Abstract

The recurrent nature of Major Depressive Disorder (MDD) necessitates a better understanding of mechanisms facilitating relapse. MDD has often been associated with abnormal emotion regulation, underpinned by aberrant interactions between the prefrontal cortex and subcortical areas. We assessed whether neural regulation abnormalities remain after remission and relate to emotion regulation problems in daily life.At the baseline measurement of a randomized controlled trial, an emotion regulation task was performed during fMRI scanning by 46 remitted recurrent (rrMDD) patients and 24 healthy controls. We assessed both fMRI peak activity and the temporal dynamics of the neural response during passive attendance and explicit regulation of positive and negative emotions.

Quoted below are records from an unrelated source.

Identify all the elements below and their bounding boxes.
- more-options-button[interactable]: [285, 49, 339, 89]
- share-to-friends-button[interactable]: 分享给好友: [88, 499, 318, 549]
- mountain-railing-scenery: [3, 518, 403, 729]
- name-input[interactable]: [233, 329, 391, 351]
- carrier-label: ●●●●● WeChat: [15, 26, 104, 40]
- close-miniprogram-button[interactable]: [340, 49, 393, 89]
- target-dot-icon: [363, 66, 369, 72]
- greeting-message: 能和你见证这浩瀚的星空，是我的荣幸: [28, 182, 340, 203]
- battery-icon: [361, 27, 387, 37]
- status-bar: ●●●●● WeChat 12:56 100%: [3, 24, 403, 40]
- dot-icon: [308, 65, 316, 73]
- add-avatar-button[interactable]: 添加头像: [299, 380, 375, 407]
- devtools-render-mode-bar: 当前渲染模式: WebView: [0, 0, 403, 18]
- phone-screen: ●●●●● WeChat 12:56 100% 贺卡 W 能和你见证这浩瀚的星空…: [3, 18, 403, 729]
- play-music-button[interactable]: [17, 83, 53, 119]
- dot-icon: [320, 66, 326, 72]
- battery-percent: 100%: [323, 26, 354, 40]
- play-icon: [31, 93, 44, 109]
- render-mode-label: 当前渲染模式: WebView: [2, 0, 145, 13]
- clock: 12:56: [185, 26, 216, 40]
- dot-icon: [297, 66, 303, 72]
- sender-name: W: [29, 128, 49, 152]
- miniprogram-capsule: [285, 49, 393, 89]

Furthermore, we assessed regulation strategy use in daily life using questionnaires, and attentional biases using a modified attentional dot-probe task.RrMDD patients showed lower activation and different temporal dynamics in occipital, parietal, and prefrontal brain regions during passive attendance of emotional material compared to healthy controls. During explicit downregulation of negative emotions, no group differences were found. However, during explicit upregulation of positive emotions, rrMDD patients showed a different neural response over time in the insula. Behaviourally, rrMDD patients were characterized by dysfunctional regulation strategies in daily life. Within rrMDD patients, rumination was associated with activation within a limbic- prefrontal network.After remission, immediate emotional processing seems unaffected, but regulatory abnormalities remain, especially uninstructed and in daily life. Abnormal insula activation during positive upregulation suggests decreased monitoring of positive emotions. The relation between inadequate rumination and brain activity during emotion regulation suggests that regulation of both positive and negative affect is important in understanding neurocognitive underpinnings of resilience.